一种应用程序跨系统运行的方法,所述方法包括:加载目标应用程序;为所述目标应用程序在当前操作系统上申请内存空间;根据申请到的内存空间地址对所述目标应用程序中的全局变量地址和绝对跳转指令地址进行修改,以适配到当前操作系统的内存空间;获取所述目标应用程序的SWI指令;
将所述SWI指令重定向为调用当前操作系统的指令。
在其中一个实施例中,在所述加载目标应用程序的步骤之后还包括:采用二进制翻译的方式对所述目标应用程序中的指令进行翻译。

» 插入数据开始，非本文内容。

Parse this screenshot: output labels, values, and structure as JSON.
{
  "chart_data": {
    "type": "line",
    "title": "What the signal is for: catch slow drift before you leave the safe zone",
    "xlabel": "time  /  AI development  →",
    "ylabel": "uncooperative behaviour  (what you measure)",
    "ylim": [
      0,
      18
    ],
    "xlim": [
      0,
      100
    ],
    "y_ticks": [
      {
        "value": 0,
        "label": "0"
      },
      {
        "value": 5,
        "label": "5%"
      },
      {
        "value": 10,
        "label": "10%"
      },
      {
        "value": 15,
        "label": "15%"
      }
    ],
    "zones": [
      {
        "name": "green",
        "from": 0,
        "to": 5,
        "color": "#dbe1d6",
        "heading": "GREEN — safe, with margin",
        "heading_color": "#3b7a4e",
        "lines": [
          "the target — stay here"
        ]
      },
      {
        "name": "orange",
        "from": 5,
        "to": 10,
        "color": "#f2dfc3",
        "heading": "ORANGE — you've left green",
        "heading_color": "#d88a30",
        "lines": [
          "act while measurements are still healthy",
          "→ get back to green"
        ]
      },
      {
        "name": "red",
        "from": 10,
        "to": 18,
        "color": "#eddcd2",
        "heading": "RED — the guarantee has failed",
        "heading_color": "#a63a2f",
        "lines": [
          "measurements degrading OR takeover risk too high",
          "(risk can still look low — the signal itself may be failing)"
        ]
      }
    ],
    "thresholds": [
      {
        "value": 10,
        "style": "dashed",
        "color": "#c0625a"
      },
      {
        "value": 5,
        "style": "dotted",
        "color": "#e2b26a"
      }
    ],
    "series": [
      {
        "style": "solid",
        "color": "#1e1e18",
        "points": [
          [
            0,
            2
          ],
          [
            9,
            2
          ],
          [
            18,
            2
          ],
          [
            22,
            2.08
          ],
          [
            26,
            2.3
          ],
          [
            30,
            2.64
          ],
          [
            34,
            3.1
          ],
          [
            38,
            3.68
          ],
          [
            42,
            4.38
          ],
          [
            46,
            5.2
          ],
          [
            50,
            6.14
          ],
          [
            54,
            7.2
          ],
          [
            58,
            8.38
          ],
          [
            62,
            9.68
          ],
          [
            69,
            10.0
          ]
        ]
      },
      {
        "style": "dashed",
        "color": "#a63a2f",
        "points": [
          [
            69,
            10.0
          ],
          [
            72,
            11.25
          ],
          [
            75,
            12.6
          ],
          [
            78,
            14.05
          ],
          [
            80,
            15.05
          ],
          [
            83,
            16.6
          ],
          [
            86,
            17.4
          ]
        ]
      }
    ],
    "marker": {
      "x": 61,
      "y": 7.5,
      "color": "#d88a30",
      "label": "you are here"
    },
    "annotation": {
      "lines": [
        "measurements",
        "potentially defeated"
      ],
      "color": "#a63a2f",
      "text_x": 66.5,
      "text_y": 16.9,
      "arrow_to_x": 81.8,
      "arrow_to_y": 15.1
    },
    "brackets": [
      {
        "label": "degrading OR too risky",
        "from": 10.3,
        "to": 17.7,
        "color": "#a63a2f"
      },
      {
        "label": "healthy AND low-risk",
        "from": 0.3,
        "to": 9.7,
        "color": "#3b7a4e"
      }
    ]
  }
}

在其中一个实施例中,所述根据申请到的所述内存空间地址对所述目标应用程序中的全局变量地址和跳转指令地址进行修改,以适配到当前操作系统的内存空间的步骤之前还包括:获取所述目标应用程序的二进制数据;通过对所述二进制数据进行分析找出所述目标应用程序中的全局变量和绝对跳转指令。
在其中一个实施例中,所述通过对所述二进制数据进行分析找出所述目标应用程序中的全局变量和绝对跳转指令的步骤包括:通过对所述目标应用程序的二进制数据进行分析,定位出所述目标应用程序中全局变量和绝对跳转指令对应的绝对地址;根据定位出的所述绝对地址提取所述目标应用程序中的全局变量和绝对跳转指令。
在其中一个实施例中,在所述将所述SWI指令重定向为调用当前操作系统的指令的步骤之后还包括:接收所述目标应用程序发起的调用API函数的请求;响应所述请求根据重定向的SWI指令调用当前操作系统中对应的API函数。
一种应用程序跨系统运行的装置,所述装置包括:加载模块,用于加载目标应用程序;申请模块,用于为所述目标应用程序在当前操作系统上申请内存空间;修改模块,用于根据申请到的内存空间地址对所述目标应用程序中的全局变量地址和绝对跳转指令地址进行修改,以适配到当前操作系统的内存空间;指令获取模块,用于获取所述目标应用程序的SWI指令;重定向模块,用于将所述SWI指令重定向为调用当前操作系统的指令。
在其中一个实施例中,所述装置还包括:翻译模块,用于采用二进制翻译的方式对所述目标应用程序中的指令进行翻译。
在其中一个实施例中,所述装置还包括:数据获取模块,用于获取所述目标应用程序的二进制数据;分析模块,用于通过对所述二进制数据进行分析找出所述目标应用程序中的全局变量和绝对跳转指令。
在其中一个实施例中,所述分析模块包括:定位模块,用于通过对所述目标应用程序的二进制数据进行分析,定位出所述目标应用程序中全局变量和绝对跳转指令对应的绝对地址;提取模块,用于根据定位出的所述绝对地址提取所述目标应用程序中的全局变量和绝对跳转指令。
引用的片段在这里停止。